“Dyspraxia affects co-ordination, spatial awareness and sensory perception”
I personally don’t think I have dyspraxia exactly but I relate to a ton of quotes in this article. I would say I have oculo-motor dyspraxia. Eye coordination issues which sometimes result in the same symptoms as described in this article.
I particularly identify with the lady who says: ‘just want it to be acceptable to be me’. Check out the entire article at the Guardian via this link: https://www.theguardian.com/commentisfree/2012/oct/29/dyspraxia-serious-recognition.
“Imagine you’re a healthy adult with a good university degree but struggle to pour a drink without spilling it, direct people across a building, or remember what you’ve just been told clearly. This is a typical picture of someone with dyspraxia. Dyspraxia, or developmental co-ordination disorder (DCD), affects co-ordination, spatial awareness and sensory perception. It’s part of an umbrella of conditions known as specific learning differences (SpLD), which are defined as exceptional variations in a person’s ability, as well as problems with concentration and short-term memory.

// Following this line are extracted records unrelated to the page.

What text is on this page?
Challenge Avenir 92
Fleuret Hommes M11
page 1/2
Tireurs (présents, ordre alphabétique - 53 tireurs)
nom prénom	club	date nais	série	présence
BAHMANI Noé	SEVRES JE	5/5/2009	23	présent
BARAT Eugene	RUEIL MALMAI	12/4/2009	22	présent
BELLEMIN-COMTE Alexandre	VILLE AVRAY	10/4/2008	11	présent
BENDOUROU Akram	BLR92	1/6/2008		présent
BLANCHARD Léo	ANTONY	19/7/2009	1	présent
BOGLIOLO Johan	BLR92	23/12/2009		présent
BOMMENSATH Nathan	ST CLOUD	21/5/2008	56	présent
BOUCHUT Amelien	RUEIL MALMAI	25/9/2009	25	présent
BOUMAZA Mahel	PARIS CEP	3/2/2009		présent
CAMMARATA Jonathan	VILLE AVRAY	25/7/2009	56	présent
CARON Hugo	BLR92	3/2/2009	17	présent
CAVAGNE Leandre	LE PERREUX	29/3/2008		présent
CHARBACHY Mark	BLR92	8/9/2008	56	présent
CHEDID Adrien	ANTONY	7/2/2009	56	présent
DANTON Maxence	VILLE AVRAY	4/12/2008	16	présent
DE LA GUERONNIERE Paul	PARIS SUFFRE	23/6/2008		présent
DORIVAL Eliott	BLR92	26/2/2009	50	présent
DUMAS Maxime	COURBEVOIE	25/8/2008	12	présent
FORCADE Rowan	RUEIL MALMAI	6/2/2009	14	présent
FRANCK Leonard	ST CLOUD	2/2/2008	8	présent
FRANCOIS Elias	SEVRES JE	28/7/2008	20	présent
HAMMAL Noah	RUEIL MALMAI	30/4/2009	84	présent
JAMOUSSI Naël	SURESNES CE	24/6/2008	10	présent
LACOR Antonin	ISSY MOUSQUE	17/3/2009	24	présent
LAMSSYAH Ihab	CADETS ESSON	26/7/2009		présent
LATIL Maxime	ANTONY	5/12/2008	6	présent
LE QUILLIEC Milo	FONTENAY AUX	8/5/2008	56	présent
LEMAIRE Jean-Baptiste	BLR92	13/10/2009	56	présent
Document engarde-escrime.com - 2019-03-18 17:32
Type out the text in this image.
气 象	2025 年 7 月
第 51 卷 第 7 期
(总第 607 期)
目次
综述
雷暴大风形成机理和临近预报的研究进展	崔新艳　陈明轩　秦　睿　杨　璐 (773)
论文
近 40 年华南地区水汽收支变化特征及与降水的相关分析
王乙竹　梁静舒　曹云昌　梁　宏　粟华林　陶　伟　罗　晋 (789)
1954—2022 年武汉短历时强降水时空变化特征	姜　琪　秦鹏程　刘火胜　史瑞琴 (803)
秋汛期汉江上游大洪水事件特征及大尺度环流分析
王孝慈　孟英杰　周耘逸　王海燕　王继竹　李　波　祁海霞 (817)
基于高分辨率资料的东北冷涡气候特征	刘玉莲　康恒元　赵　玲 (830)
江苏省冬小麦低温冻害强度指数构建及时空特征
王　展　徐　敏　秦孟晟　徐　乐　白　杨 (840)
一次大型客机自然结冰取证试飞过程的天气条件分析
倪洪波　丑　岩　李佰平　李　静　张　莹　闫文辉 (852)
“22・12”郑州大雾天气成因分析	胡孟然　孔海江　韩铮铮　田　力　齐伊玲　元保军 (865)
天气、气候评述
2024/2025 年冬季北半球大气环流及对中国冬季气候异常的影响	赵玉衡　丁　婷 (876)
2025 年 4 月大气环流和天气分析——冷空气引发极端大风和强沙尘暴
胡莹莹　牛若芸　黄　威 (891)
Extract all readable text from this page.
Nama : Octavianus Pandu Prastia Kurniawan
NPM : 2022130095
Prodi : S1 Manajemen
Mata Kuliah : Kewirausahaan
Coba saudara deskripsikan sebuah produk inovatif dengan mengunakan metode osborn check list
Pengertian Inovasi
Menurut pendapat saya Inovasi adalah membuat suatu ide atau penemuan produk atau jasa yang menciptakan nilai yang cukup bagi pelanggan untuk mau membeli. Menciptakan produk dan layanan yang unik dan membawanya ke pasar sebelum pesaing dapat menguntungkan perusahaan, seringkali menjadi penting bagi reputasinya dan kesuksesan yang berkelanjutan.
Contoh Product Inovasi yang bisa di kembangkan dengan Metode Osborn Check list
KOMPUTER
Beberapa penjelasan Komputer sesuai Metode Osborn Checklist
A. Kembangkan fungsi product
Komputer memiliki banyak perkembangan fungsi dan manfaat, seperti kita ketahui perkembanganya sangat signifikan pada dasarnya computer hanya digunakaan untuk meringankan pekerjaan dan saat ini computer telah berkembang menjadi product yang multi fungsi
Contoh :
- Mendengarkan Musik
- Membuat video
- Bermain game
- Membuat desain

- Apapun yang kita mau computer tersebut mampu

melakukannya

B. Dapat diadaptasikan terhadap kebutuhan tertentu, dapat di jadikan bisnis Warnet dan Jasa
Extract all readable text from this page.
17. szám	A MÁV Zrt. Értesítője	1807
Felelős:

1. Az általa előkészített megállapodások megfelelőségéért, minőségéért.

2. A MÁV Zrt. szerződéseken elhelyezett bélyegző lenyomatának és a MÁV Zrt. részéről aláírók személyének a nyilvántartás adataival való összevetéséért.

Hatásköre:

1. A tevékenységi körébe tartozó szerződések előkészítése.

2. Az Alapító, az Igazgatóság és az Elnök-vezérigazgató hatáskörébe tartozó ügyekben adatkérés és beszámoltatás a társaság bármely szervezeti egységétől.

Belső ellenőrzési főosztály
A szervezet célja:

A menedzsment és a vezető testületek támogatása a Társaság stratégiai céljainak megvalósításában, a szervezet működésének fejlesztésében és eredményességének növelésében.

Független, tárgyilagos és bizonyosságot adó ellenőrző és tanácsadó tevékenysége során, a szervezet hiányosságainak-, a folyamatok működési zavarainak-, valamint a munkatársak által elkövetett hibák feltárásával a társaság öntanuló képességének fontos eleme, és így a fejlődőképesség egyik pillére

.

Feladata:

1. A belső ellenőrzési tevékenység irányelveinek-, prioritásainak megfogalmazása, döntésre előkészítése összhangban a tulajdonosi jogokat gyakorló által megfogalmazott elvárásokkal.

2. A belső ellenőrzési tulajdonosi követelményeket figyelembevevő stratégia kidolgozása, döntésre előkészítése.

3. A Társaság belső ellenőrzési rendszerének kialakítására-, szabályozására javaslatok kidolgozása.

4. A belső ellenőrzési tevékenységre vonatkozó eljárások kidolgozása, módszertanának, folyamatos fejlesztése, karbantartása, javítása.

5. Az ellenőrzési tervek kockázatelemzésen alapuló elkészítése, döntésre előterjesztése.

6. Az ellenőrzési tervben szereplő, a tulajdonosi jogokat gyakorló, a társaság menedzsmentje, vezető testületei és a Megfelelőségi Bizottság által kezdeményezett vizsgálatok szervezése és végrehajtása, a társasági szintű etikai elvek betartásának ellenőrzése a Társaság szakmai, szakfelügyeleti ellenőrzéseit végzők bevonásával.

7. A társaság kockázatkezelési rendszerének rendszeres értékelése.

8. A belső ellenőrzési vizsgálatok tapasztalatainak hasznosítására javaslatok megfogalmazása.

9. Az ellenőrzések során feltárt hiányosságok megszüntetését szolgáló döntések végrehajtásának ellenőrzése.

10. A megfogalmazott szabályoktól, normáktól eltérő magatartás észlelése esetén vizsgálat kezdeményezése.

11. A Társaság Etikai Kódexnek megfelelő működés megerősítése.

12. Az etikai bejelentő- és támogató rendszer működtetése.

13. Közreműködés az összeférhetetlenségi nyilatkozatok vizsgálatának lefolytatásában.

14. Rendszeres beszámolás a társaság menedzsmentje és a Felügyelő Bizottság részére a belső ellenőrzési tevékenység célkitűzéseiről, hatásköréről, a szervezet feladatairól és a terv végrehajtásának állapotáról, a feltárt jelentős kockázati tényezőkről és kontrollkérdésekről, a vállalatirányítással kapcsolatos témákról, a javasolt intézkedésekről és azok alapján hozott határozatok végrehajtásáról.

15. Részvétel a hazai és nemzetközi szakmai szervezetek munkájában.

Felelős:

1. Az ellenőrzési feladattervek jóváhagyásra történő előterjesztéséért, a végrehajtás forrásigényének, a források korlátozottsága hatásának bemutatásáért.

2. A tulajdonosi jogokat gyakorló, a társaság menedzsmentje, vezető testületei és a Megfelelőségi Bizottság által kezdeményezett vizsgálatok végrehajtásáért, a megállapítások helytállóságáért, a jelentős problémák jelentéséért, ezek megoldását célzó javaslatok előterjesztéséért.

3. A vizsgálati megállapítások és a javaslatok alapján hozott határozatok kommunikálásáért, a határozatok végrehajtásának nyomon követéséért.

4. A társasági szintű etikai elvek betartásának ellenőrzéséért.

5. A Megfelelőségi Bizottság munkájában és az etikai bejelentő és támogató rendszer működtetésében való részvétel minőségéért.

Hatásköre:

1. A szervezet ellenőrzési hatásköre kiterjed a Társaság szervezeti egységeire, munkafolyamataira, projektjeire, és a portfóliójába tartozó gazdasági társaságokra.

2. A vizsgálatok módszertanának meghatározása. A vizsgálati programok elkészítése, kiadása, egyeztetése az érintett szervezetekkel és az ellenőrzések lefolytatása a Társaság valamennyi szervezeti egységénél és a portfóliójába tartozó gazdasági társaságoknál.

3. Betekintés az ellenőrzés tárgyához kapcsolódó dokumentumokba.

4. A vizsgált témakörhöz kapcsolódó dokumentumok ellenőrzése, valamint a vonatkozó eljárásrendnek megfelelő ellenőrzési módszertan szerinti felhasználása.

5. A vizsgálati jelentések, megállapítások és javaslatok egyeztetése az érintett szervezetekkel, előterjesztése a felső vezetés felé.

Regrettably, dyspraxia is poorly understood compared to its better-known SpLD cousins dyslexia, ADHD and Asperger’s syndrome. Dyspraxia coverage tends to relate to young children, such as the recent CBeebies interactive movement series Tree Fu Tom, which was developed alongside the Dyspraxia Foundation. Support for dyspraxic adults is severely limited, despite evidence they experience difficulties in employment and relationships, and are over-represented in the criminal justice and mental health systems. According to the Dyspraxia Foundation, an undiagnosed dyspraxic child is five times more likely than an average child to suffer from mental health problems by the age of 16. For those who don’t go to university, there is no adult diagnostic pathway and private assessments cost hundreds of pounds.
An increasingly multiskill economy, where jobs are amalgamated to cut costs and where one job requires strengths across several unrelated areas, does not favour those with SpLDs. As my experiences show, dyspraxic difficulties can rule highly qualified people out of even the most basic job. Then there’s the smattering of tiresome comments that dyspraxia isn’t real. It’s indisputable that premature birth affects brain development. Knock yourself out by objecting to the label if you like but it won’t change how someone’s brain works. The terminology just makes it quicker to explain.
My attitude towards dyspraxia is best summed up in the words of a recently diagnosed woman who took part in an employment workshop: “I don’t want to be a poster girl for anything. I just want to be me, and for it to be acceptable to be me.”